Little Sahara Sand Dunes Manager Tim Finger said, "A lot of people tend to think about just coming out here and having fun. But it's just like driving a car. You have to think about what you are doing."

We crisscrossed the deadly dune with veteran driver Ken Poulsen. In the so-called "sandbulance," he frequently swings into action to rescue the injured in a place where wind constantly resculpts the landscape.

"It changes all the time," Poulsen said. "One day the tops of the dunes will be rounded; the next day they're like razors."

The problem is when you're going up a dune you don't know what's on the other side. And if you get to the top and it's too steep and you're going too fast, you can be in real trouble.

Poulsen recommended, "Either turn when you get to the top or stop."

Poulsen suspects Orton raced over the top. When he realized how steep the backside was, he may have suddenly applied his handbrakes, locking the front tires, so the four-wheeler flipped over and landed on top of him. It's a common mistake that leads to a lot of accidents.

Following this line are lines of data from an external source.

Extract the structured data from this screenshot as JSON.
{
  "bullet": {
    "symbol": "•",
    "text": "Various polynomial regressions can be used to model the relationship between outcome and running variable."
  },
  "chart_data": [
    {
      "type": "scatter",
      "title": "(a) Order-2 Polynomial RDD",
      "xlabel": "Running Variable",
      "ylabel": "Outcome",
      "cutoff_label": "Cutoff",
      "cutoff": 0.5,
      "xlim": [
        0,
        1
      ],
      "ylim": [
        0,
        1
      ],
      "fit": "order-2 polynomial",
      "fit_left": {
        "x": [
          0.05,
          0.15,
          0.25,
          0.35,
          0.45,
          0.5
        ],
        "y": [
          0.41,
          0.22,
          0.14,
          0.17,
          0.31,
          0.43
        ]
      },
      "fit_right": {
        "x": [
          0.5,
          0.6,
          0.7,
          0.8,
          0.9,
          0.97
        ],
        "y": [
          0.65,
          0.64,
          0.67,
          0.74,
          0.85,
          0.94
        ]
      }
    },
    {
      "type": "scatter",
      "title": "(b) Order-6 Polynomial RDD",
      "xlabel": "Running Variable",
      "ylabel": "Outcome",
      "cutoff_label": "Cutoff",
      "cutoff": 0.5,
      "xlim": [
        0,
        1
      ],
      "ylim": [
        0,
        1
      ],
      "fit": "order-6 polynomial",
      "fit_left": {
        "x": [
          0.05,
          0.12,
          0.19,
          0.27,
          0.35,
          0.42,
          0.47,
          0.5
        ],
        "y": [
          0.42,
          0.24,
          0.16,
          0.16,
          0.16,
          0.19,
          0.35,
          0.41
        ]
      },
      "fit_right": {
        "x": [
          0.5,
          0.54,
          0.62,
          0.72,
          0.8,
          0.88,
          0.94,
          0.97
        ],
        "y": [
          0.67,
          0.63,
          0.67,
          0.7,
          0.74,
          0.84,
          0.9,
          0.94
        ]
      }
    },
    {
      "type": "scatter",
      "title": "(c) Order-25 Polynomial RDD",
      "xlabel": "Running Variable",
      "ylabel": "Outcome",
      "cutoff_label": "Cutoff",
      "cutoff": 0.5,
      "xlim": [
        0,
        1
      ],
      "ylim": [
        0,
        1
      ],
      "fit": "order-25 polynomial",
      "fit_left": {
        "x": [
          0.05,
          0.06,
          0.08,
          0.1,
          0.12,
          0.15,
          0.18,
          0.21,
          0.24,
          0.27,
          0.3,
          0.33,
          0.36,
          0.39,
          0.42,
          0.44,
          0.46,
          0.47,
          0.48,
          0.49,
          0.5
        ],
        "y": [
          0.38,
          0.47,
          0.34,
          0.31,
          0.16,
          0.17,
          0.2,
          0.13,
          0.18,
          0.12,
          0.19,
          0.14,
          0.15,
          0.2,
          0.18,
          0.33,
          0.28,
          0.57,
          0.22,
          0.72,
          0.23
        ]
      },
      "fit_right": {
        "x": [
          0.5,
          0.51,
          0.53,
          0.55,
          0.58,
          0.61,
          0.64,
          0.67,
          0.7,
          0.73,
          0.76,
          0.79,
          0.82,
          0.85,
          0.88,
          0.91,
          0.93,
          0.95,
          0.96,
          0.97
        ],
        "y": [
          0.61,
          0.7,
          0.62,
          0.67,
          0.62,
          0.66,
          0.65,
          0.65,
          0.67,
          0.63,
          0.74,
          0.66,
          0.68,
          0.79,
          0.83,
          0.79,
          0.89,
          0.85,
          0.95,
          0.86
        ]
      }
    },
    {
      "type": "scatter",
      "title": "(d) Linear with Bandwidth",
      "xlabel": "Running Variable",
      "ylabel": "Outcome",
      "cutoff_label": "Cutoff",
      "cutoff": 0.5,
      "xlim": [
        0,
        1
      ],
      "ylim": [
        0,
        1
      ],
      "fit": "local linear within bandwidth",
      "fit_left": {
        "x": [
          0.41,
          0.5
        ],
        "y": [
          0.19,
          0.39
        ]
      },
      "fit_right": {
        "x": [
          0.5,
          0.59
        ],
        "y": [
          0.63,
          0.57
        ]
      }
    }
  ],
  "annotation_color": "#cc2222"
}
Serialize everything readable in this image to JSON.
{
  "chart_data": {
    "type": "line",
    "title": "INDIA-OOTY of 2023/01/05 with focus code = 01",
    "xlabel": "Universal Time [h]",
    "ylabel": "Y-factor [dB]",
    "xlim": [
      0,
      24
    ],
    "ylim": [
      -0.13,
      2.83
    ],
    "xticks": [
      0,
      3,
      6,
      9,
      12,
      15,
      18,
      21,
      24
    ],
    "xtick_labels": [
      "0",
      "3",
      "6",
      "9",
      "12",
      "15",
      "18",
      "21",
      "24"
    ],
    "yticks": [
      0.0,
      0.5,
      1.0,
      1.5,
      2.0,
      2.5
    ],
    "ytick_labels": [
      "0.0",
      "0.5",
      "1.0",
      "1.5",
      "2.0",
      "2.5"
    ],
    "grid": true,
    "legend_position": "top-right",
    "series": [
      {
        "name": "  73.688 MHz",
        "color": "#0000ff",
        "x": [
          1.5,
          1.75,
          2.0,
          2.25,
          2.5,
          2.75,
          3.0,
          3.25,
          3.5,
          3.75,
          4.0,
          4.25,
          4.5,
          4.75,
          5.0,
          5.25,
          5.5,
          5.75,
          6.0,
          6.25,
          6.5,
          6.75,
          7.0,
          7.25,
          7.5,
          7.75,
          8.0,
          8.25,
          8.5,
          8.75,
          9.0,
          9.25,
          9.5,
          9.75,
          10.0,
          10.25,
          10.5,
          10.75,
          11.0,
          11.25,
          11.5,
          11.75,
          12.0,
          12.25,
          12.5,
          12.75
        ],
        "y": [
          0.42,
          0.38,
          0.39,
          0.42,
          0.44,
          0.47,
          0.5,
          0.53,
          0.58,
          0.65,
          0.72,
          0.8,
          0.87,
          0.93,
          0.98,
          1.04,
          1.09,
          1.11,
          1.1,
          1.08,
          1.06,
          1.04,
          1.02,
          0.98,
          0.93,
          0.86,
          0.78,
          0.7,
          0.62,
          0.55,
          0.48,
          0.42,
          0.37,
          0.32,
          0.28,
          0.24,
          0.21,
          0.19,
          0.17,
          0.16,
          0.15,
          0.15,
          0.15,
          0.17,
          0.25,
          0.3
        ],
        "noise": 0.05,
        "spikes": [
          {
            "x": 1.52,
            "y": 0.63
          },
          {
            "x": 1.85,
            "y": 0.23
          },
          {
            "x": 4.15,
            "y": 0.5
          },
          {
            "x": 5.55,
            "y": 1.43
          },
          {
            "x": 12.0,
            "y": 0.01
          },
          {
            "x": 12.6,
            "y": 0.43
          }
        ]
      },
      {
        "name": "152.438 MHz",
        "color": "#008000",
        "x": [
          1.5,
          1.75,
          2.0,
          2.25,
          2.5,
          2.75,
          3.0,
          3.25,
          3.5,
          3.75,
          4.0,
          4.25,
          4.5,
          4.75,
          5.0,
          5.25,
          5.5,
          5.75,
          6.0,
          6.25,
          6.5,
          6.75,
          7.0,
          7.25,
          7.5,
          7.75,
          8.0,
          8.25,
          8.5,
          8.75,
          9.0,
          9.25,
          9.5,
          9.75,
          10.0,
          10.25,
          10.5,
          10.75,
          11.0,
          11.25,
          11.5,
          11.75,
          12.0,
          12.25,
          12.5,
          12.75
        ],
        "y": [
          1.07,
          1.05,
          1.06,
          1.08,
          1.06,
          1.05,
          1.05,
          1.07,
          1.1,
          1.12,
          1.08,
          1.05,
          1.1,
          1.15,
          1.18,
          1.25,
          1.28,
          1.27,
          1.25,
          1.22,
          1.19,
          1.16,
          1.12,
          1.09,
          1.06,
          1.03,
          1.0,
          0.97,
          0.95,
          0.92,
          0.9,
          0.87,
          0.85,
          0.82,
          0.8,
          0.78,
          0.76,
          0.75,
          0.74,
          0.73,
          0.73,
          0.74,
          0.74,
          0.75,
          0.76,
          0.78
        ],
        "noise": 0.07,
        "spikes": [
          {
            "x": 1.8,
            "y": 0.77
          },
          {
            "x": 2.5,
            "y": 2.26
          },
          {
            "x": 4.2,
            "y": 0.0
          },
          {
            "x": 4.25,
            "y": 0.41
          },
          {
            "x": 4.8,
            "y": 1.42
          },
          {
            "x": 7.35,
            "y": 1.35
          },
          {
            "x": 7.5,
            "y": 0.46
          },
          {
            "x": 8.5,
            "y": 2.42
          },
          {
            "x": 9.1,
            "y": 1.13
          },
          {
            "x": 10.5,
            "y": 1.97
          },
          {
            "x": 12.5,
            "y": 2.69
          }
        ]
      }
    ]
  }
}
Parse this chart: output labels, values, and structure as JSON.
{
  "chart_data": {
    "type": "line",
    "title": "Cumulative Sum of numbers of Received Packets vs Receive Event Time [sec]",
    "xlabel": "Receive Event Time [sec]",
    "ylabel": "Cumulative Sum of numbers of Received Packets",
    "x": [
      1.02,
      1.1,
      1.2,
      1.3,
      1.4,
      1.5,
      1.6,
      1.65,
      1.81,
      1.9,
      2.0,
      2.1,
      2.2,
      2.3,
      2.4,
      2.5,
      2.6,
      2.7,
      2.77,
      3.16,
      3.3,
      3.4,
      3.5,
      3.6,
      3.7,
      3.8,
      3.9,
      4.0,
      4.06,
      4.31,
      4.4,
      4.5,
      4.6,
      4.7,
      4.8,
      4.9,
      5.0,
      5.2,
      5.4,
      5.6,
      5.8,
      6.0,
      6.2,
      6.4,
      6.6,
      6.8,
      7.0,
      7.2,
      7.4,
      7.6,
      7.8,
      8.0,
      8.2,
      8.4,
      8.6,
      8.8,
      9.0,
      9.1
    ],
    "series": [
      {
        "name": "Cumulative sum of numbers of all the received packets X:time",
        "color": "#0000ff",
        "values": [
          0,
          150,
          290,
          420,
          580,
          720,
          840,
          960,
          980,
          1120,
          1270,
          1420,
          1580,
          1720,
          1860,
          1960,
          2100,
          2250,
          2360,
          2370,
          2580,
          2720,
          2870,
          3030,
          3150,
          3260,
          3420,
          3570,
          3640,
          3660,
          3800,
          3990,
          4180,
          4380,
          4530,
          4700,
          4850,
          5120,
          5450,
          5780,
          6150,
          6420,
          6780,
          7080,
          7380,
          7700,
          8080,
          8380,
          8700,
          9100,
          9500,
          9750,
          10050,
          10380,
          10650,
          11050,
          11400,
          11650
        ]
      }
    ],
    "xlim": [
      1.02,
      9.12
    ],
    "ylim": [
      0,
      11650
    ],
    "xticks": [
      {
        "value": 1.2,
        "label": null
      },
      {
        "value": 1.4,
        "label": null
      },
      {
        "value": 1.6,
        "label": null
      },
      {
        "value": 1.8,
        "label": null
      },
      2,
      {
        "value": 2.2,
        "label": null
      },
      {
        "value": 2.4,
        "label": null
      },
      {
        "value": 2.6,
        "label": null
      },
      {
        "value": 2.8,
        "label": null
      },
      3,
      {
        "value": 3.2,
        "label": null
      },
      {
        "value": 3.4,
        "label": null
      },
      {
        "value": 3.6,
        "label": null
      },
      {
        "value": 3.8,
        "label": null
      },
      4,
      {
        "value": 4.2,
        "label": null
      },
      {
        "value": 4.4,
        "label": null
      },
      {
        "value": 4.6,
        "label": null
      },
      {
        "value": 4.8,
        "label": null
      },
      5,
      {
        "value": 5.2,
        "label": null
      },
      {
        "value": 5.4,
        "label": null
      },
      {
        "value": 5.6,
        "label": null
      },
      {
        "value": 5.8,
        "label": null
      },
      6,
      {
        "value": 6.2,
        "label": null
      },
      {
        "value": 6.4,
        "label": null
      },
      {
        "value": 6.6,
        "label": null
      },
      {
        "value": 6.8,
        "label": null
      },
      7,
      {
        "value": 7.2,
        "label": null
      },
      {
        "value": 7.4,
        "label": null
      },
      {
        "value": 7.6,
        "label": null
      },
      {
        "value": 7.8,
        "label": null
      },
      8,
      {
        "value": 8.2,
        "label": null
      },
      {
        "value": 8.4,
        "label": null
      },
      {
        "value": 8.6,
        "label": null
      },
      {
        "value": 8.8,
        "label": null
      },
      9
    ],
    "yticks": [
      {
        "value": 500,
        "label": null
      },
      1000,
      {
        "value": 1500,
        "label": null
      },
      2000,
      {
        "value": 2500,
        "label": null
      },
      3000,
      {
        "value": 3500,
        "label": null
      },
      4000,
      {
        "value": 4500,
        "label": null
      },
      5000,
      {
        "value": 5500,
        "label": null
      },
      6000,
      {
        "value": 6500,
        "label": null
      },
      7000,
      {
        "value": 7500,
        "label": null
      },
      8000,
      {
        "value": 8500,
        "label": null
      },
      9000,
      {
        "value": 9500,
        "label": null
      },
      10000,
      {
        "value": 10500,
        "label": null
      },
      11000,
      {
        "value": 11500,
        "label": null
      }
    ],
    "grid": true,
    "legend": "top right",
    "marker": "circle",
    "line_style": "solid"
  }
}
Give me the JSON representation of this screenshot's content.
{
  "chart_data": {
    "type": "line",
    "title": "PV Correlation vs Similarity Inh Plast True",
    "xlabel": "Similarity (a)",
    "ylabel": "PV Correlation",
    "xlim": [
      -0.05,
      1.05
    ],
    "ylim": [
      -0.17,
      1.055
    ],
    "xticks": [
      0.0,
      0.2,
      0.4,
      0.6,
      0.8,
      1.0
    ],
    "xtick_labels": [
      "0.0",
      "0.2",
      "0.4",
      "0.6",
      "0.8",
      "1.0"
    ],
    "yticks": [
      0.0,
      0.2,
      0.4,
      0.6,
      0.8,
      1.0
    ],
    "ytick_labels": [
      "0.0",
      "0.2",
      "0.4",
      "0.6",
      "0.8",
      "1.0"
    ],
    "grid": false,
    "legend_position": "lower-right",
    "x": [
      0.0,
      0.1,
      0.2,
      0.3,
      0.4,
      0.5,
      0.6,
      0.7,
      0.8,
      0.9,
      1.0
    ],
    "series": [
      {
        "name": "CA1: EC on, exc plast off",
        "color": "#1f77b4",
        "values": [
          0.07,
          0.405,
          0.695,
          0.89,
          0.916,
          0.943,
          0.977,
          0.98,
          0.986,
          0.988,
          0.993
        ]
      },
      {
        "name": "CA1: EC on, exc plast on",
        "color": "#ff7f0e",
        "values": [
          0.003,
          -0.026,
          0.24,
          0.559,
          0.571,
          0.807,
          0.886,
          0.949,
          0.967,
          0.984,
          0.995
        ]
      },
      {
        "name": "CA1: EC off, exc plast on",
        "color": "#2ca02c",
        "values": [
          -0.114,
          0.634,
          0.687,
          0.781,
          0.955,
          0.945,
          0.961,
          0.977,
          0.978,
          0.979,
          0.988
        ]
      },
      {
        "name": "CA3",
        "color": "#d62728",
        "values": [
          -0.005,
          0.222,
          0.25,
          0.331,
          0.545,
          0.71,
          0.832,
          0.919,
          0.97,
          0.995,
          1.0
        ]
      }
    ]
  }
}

"Maybe they're going a little bit too fast and they're already committed so, as they go over the dune, maybe they have a little too much speed and they lean forward a little bit too much and they flip the ATV," Finger said.

Although drivers can learn safety measures on their own, training for adults is not mandatory.

Finger said, "State of Utah requires that children in particular have to have training. We would always say you can use more training."

About two or three people a year die at Little Sahara Sand Dunes.

Managers say they think that's actually a rather low fatality rate, considering that on a busy day as many as 30,000 people are out there and a lot of them doing some pretty wild driving.